Tom Best: Ganz klar spricht diese Modell Senioren an, die zeitlebens im eigenen Haus gewohnt haben, oft mit einer größeren Familie auf (heute) zu großen Grundstücken. Auch haben wir Mitglieder gewonnen, die ein Reihenhaus gebaut haben und nun die Treppen als Belastung wahrnehmen. Stehen die Kinder auf eigenen Beinen, haben oft selbst Familien gegründet, wohnen weit weg und spekulieren nicht auf das Eigenheim der Eltern, ist die Trennung von diesem nicht schwer. Bis auf zwei der künftigen Bewohner haben alle im eigenen Haus gewohnt. 

Nebenbei: Deren Erlöse überschreiten weit die einzubringenden Bausteine.

Wie wird das Angebot angenommen und wann rechnen Sie mit der Eröffnung? 

Tom Best: Nach ersten Informationen zum Projekt in 2018 war das Interesse bereits geweckt. 2021 im Januar haben wir eine Informationsveranstaltung (virtuell) abgehalten, bei der 60 Teilnehmer zugeschaltet waren (davon gibt es drei Videos auf der Website).
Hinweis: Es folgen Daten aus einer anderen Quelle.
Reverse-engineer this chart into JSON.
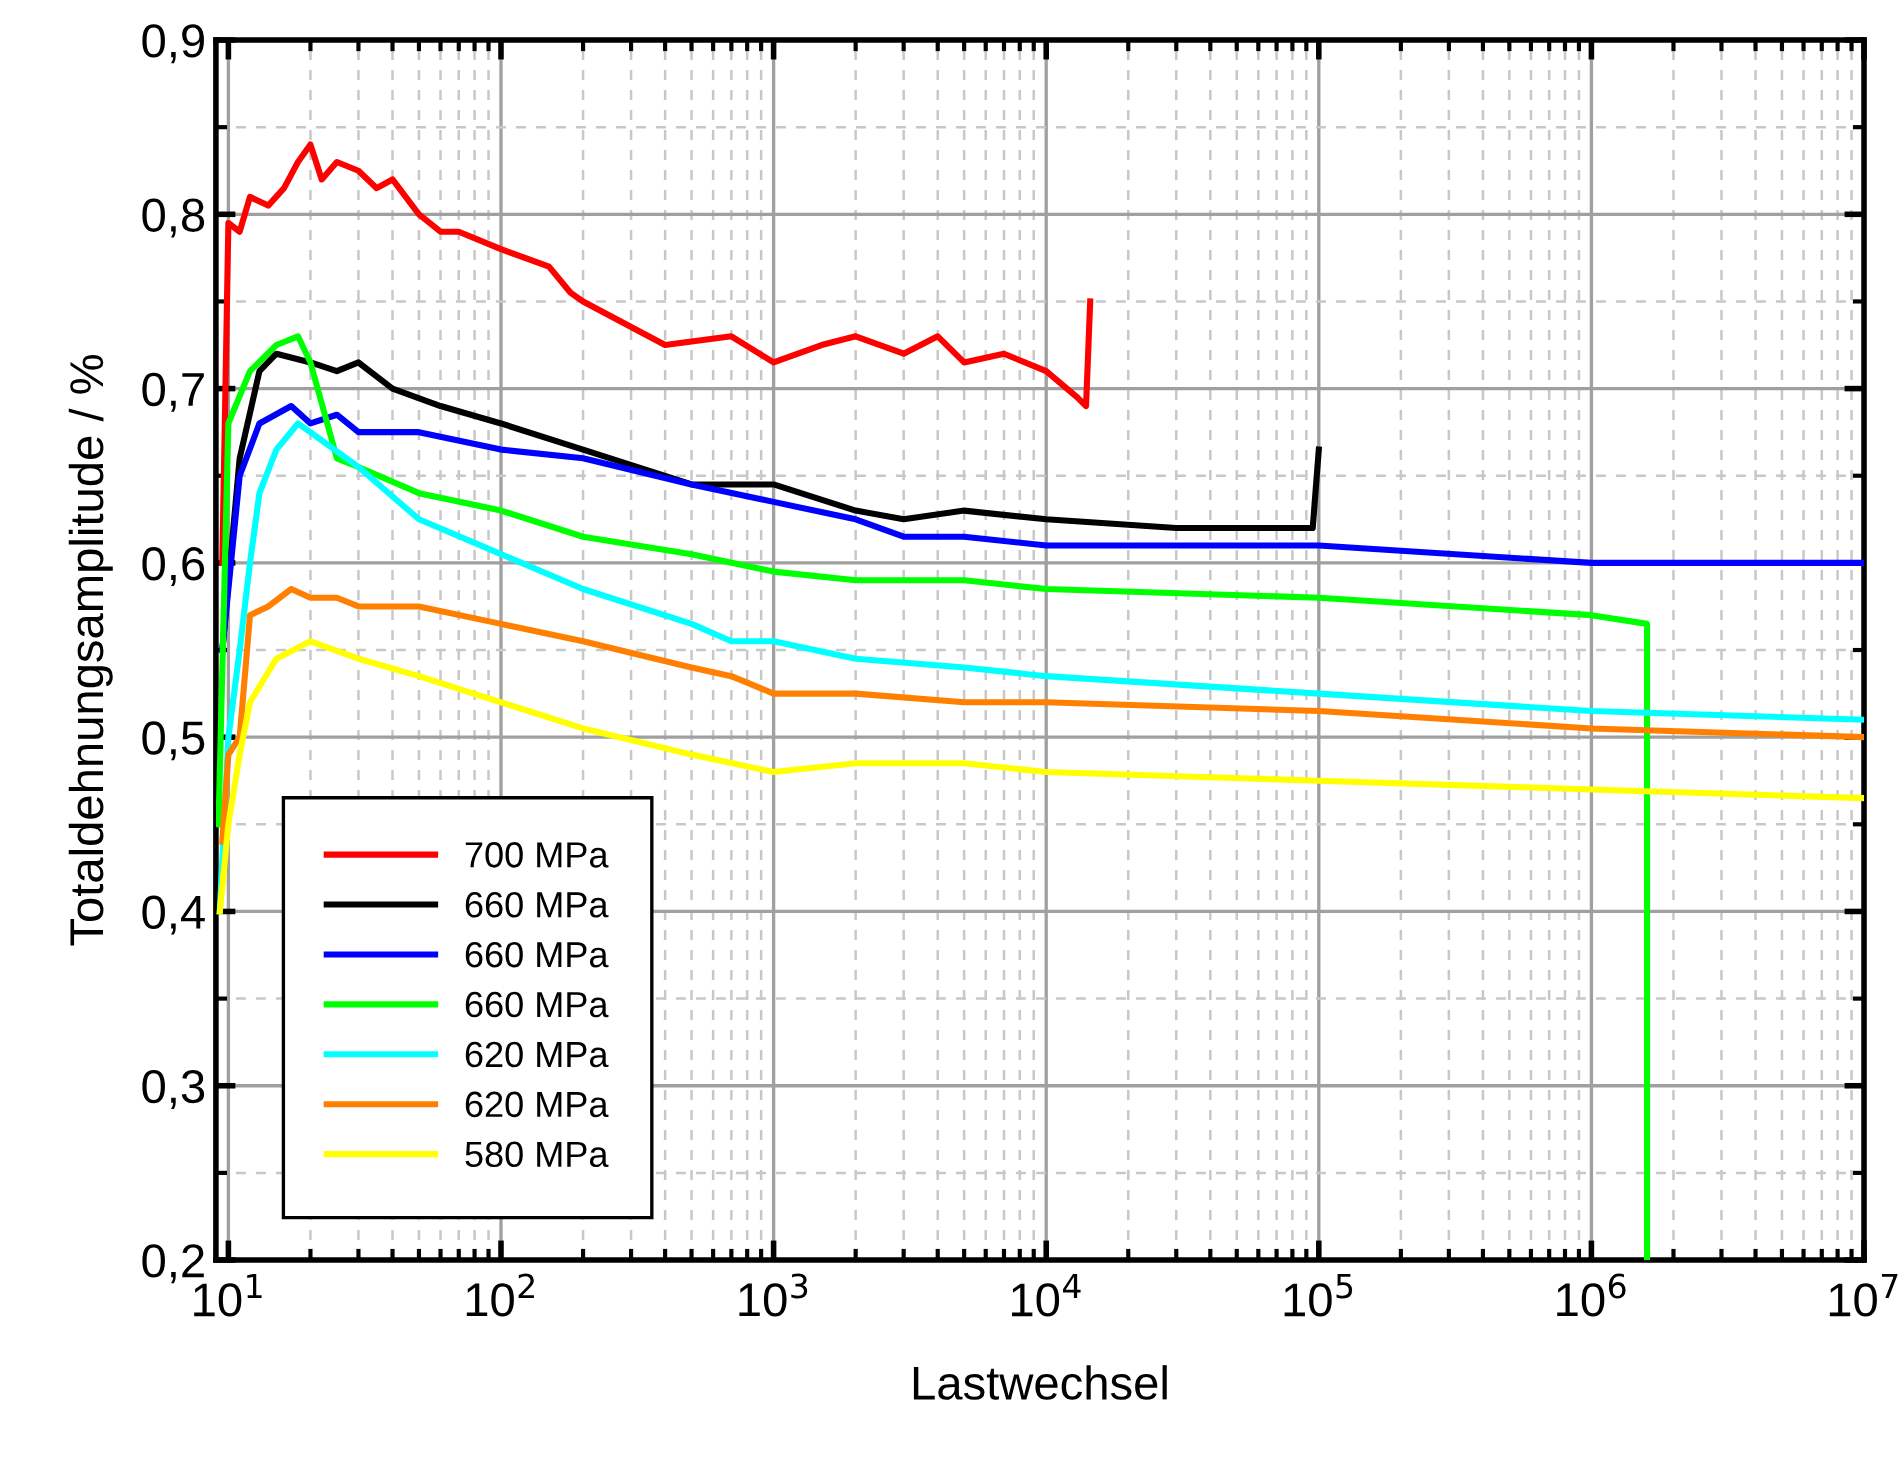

Danach kamen Eintritte und direkte Bewerbungen für bestimmte Häuser dazu.

Alle Interessenten wurden von einem, von uns beauftragten Finanzberater gecheckt, damit sichergestellt ist, dass zum Beispiel auch beim Tod eines Partners der andere sich das Wohnen dort leisten kann.

Mitte 2021 wurden dann alle Verträge unterzeichnet. Auf der Warteliste stehen über 50 Adressen, einige Personen wurden Genossenschaftsmitglieder, um sich für später ein Nutzungsrecht zu sichern.
Im September 2021 lagen auch alle Handwerkerangebote vor, sodass trotz gewerkeweiser Vergabe eine hohe Kostensicherheit erreicht werden konnte. Im Oktober 2021 war der letzte Vertrag unterschrieben, bis Dezember 2021 die Bodenplatten (inklusive der elektrischen Heizmatten) bis auf drei betoniert. Am 22. Februar 2022 standen zum Richtfest die ersten vier Gebäude. Im kommenden September werden alle Häuser und die Außenanlagen fertiggestellt sein, und am 1. Oktober 2022 beginnen die Mietverträge zu laufen. 

Sind weitere Projekte dieser Art geplant?

Tom Best: Es gibt bereits Anfragen für solche Wohnparks in der südhessischen Region. Planungen laufen bereits, wo Kommunen über entsprechende Grundstücke verfügen und diese nicht spekulativ, sondern zum Nutzen ihrer älter werdenden Bevölkerung einbringen möchten.

Diese Projekte werden von der Lebensraum-Baugenossenschaft eG realisiert, die darüber so viel Potenzial entfalten will, dass sie nicht mehr ehrenamtlich, sondern hauptamtlich gemanaged werden kann.

Aktuell arbeiten die Vorstände ehrenamtlich, und die administrative Arbeit wird von den Projektarchitekten gegen Vergütung mit erledigt. 

Wir danken Ihnen für die Beantwortung unserer Fragen.